During the time of Fr. John Bartley in the early 1980s, a substantial Parish Centre was built between the church and Boronia Drive, clad in Canberra bluestone to match the church. For more than two decades it was the hub of parish social and community life, the venue for meetings, gatherings, celebrations and the many activities that bind a community together.
The Parish Centre was destroyed in the arson attack of August 2007 that also badly damaged the church. Its loss was deeply felt. After the church was restored and reopened in 2009, a new Parish Centre was eventually established, once again providing a place for the community to gather beyond Sunday Mass.
The fire of August 2007, lit deliberately on the Feast of Mary MacKillop, was one of the most traumatic events in the parish's history. The Parish Centre was destroyed and the church badly damaged. Yet the response of the community was extraordinary.
Members of the St Vincent de Paul Conference were among the first on the scene and played a critical role in the immediate aftermath. Parishioners rallied around the task of restoration with the same spirit of solidarity that had built the community in the first place. Objects recovered from the ruins carried their own quiet power: a menorah rescued from a corner of the destroyed kitchen, blackened but cleanable, remains in use in the church to this day. A dozen new tablecloths found in a plastic bag amid the debris, entirely untouched by the fire, are also still in use, small signs of grace in the midst of devastation.
The church reopened on the Feast of St Joseph, 19 March 2009, to a celebration of profound communal joy. This was also reported by the ABC.

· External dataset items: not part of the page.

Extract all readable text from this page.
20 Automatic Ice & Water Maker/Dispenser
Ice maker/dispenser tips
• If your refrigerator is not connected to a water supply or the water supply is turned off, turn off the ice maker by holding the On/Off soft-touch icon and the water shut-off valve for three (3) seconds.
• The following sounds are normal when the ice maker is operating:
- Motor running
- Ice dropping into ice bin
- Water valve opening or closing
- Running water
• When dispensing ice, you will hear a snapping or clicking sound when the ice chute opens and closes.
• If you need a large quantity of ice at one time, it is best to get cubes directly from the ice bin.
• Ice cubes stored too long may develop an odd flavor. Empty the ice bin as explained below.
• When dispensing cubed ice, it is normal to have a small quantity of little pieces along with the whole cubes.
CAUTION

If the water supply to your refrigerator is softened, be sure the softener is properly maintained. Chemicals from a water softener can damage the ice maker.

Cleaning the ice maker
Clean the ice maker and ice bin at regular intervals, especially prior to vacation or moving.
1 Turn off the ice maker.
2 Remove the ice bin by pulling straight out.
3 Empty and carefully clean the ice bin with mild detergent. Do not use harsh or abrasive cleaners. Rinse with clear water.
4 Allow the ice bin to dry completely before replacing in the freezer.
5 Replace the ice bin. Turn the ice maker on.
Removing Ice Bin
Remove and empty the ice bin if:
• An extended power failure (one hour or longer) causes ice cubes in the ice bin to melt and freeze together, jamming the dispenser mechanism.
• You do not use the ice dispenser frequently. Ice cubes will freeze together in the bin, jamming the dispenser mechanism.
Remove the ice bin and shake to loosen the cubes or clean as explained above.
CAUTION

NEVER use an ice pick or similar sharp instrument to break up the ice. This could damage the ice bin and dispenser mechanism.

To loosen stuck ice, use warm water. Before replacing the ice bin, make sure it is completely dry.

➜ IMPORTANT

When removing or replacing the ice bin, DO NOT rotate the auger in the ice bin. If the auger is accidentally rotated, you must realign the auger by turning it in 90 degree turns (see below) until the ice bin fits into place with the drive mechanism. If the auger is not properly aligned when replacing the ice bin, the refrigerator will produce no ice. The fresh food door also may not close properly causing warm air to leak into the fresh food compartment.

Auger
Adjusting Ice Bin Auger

Lay participation has always been central to life at St Joseph's. In the early years, men served as Acolytes and volunteers maintained the school grounds and parish buildings. The formation of trained Readers in the 1980s and Extraordinary Ministers of the Eucharist in the 1990s reflected a growing engagement of the laity in the liturgical life of the parish. Family Groups, gatherings of twenty to thirty parishioners that met regularly for prayer, friendship and hospitality, flourished under Fr. William Kennedy and, though their numbers have diminished over the years, a remnant group continues.
Today the parish is supported by a rich range of ministries and groups.
Find out more here: Our Ministries | Our Communities.
In October 2023, St Joseph’s celebrated its Golden (50th) Jubilee – the commencement of the Jubilee year was marked by the blessing of a new statue of St Joseph and Jesus in October 2022 by Archbishop Christopher Prowse.